Final Project 1: Lightfield Cameras

By Prashant Malyala

Project Overview

In this project, we will achieve complex results such as depth refocusing and aperture adjustment through the shifting, averaging, and manipulation of lightfield data.

1 Stanford Lightfield Archive Images

This project wouldn't have been possible without the lightfield images and information provided in the Stanford Lightfield Archive. In particular, I chose to use the images of the chessboard from the archive.

Below are 2 out of the 290 images of the chessboard from the dataset, specifically the 1st and 201st images. You can see slight differences in the position of the chessboard relative to the camera / viewer.

Example Chessboard Dataset Images

2 Computing the Average Chessboard

The first thing I did was compute the average chessboard image given the images of the chessboard from the dataset. I did this simply by averaging each color channel (R, G, B) of the dataset images separately and then combining these average channels into a singular image. Below, we can observe that the objects nearby in our field of view tend to see more blurring / motion compared to further away regions which appear sharper; this is because nearby objects on average see greater shifts with changes in our camera position relative to further away objects.

3 Depth Refocusing

In this part, I "shifted" the images in the dataset so as to construct averages (using all the images) which would focus at different depths. To do this, I first computed the average u,v coordinates of all the chessboard images in the dataset. Then, I subtracted this average from each image's u,v coordinates; scaled this result by a variable, alpha, based on where I wanted the focus to be positioned; and translated each image based on these scaled u,v coordinates. The results are shown below.

Nearby Focus, alpha = 0.6

Midway Focus, alpha = 0.2

Average Image Focus, alpha = 0

Farther Focus, alpha = -0.2

Depth Refocusing GIF

This GIF is composed of cross fading the above depth refocusing images.

4 Aperture Adjustment

In the final part of this project, I averaged differently set sizes of images in order to mimic cameras of varying aperture. In particular, I expected to see that averaging a large number of images would mimic a camera with high aperture whereas averaging a small number of images would mimic a camera with low aperture. In order to do this, I fixed the alpha for the depth adjustment to a particular value (e.g. 0.1) and restricted the images I used to compute the average to those that fell within a certain range / field of the mean u,v coordinates. The larger / more permissive I made the range, the more I saw high aperture camera-like results, and the smaller / more restrictive I made the range, the more I saw low aperture camera-like results.

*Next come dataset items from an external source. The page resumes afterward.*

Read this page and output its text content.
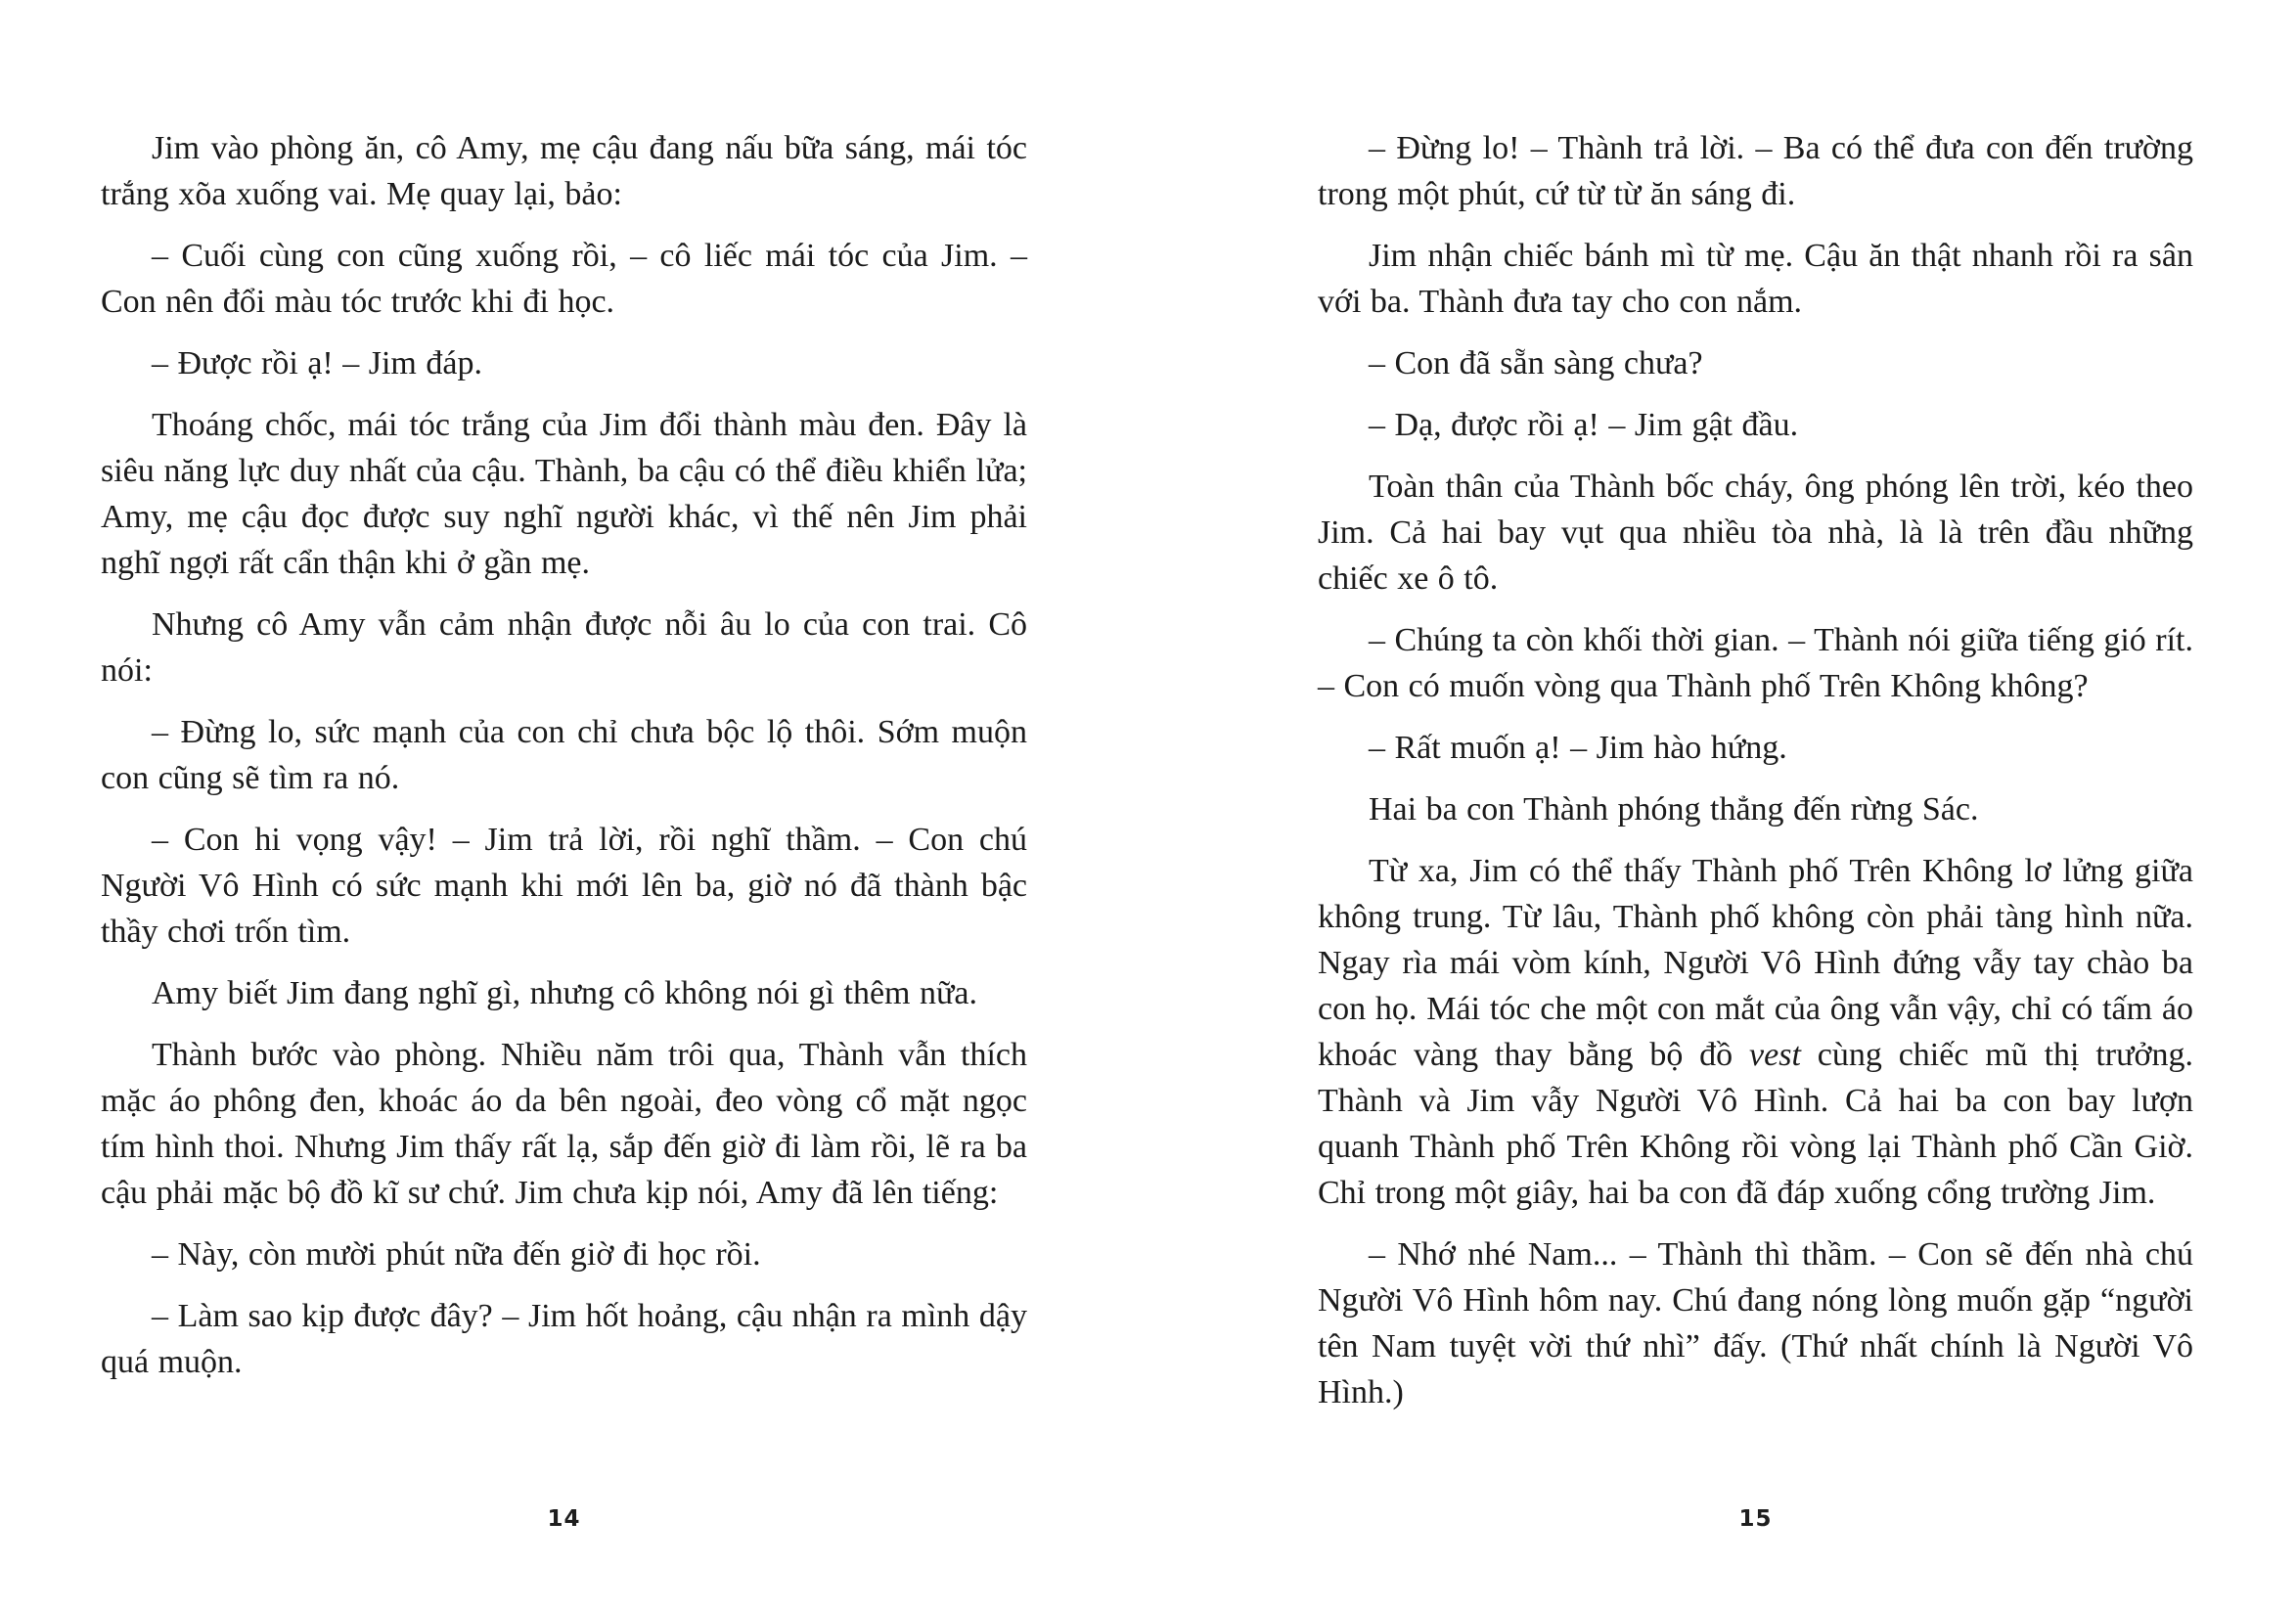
Jim vào phòng ăn, cô Amy, mẹ cậu đang nấu bữa sáng, mái tóc trắng xõa xuống vai. Mẹ quay lại, bảo:

– Cuối cùng con cũng xuống rồi, – cô liếc mái tóc của Jim. – Con nên đổi màu tóc trước khi đi học.

– Được rồi ạ! – Jim đáp.

Thoáng chốc, mái tóc trắng của Jim đổi thành màu đen. Đây là siêu năng lực duy nhất của cậu. Thành, ba cậu có thể điều khiển lửa; Amy, mẹ cậu đọc được suy nghĩ người khác, vì thế nên Jim phải nghĩ ngợi rất cẩn thận khi ở gần mẹ.

Nhưng cô Amy vẫn cảm nhận được nỗi âu lo của con trai. Cô nói:

– Đừng lo, sức mạnh của con chỉ chưa bộc lộ thôi. Sớm muộn con cũng sẽ tìm ra nó.

– Con hi vọng vậy! – Jim trả lời, rồi nghĩ thầm. – Con chú Người Vô Hình có sức mạnh khi mới lên ba, giờ nó đã thành bậc thầy chơi trốn tìm.

Amy biết Jim đang nghĩ gì, nhưng cô không nói gì thêm nữa.

Thành bước vào phòng. Nhiều năm trôi qua, Thành vẫn thích mặc áo phông đen, khoác áo da bên ngoài, đeo vòng cổ mặt ngọc tím hình thoi. Nhưng Jim thấy rất lạ, sắp đến giờ đi làm rồi, lẽ ra ba cậu phải mặc bộ đồ kĩ sư chứ. Jim chưa kịp nói, Amy đã lên tiếng:

– Này, còn mười phút nữa đến giờ đi học rồi.

– Làm sao kịp được đây? – Jim hốt hoảng, cậu nhận ra mình dậy quá muộn.

– Đừng lo! – Thành trả lời. – Ba có thể đưa con đến trường trong một phút, cứ từ từ ăn sáng đi.

Jim nhận chiếc bánh mì từ mẹ. Cậu ăn thật nhanh rồi ra sân với ba. Thành đưa tay cho con nắm.

– Con đã sẵn sàng chưa?

– Dạ, được rồi ạ! – Jim gật đầu.

Toàn thân của Thành bốc cháy, ông phóng lên trời, kéo theo Jim. Cả hai bay vụt qua nhiều tòa nhà, là là trên đầu những chiếc xe ô tô.

– Chúng ta còn khối thời gian. – Thành nói giữa tiếng gió rít. – Con có muốn vòng qua Thành phố Trên Không không?

– Rất muốn ạ! – Jim hào hứng.

Hai ba con Thành phóng thẳng đến rừng Sác.

Từ xa, Jim có thể thấy Thành phố Trên Không lơ lửng giữa không trung. Từ lâu, Thành phố không còn phải tàng hình nữa. Ngay rìa mái vòm kính, Người Vô Hình đứng vẫy tay chào ba con họ. Mái tóc che một con mắt của ông vẫn vậy, chỉ có tấm áo khoác vàng thay bằng bộ đồ vest cùng chiếc mũ thị trưởng. Thành và Jim vẫy Người Vô Hình. Cả hai ba con bay lượn quanh Thành phố Trên Không rồi vòng lại Thành phố Cần Giờ. Chỉ trong một giây, hai ba con đã đáp xuống cổng trường Jim.

– Nhớ nhé Nam... – Thành thì thầm. – Con sẽ đến nhà chú Người Vô Hình hôm nay. Chú đang nóng lòng muốn gặp “người tên Nam tuyệt vời thứ nhì” đấy. (Thứ nhất chính là Người Vô Hình.)

14	15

Below, the dimensions of the grid correspond to the range within the mean u,v coordinates I had set for images to be counted towards the resultingly computed average.

Low Aperture, 3x3 Grid

Medium Aperture, 15x15 Grid

High Aperture, 29x29 Grid

Highest Aperture, 49x49 Grid

Aperture Adjustment GIF

This GIF is composed of cross fading the above aperture adjustment images.

5 What I Learned

I'm still deeply fascinated / rocked by the sheer number of effects you can simulate given a bunch of images and their light field data! This was my favorite project in the class :)

Final Project 2: Image Quilting

By Prashant Malyala

Project Overview

In this project, I implemented image quilting algorithms which enabled applications such as texture synthesis (making a larger texture image from small samples) and texture transfer (giving an object the same texture as a sample while maintaining its shape).

1 Starting Textures

The following textures are all ones I used for this project; I found them here.

2 Randomly Sampled Textures

The first quilting algorithm I implemented was one that randomly sampled square patches of a particular size from a sample in order to synthesize a larger output image (image synthesis). I implemented this simply by randomly sampling patches from the sample texture and placing them adjacently to one another. We can see from the result below that the random patch based approach isn't very successful at building smooth, convincing larger textures.

3 Overlapping Patches

In this part, I made the original quilting algorithm a bit "smarter" by analyzing the edges / overlaps of our patches, computing a cost function, and only admitting patches into the quilt which fell under a certain cost threshold. This approach, simple / overlap quilting, led to slightly more successful results.

Sanity Check (comparing overlap quilting w same original patch to original img)

Overlap Quilting Results

While my quilt_simple function worked rather well at making the visual patch flow smoother, there were still several edge artifacts which were contributing to cutoff words and incoherency in the current result. I improved on this in the next part.

4 Seam Finding

In this part of the project, I added a function to help me find the min-cost contiguous path across patches to improve the quilt_simple algorithm. I did this by implementing / adapting a dynamic programming cut algorithm (inspiration cut.m file here) that would help me find this contiguous lowest cost path and also compute the seams / masks indicating the pixels I would need to transfer over to my result.

Comparing Overlap Quilt with Min Cut

Generating Textures Using Min Cut Quilt

Cut Visualization

I also visualized the min cost path (as asked in the spec) by highlighting the overlapping images and their cut mask.

Texture Transfer

Finally, in this part I implemented texture transfer (giving an object the texture of something else), which was essentially the same as my quilt_cut function with the addition of a cost term between the sampled source patch and target patch.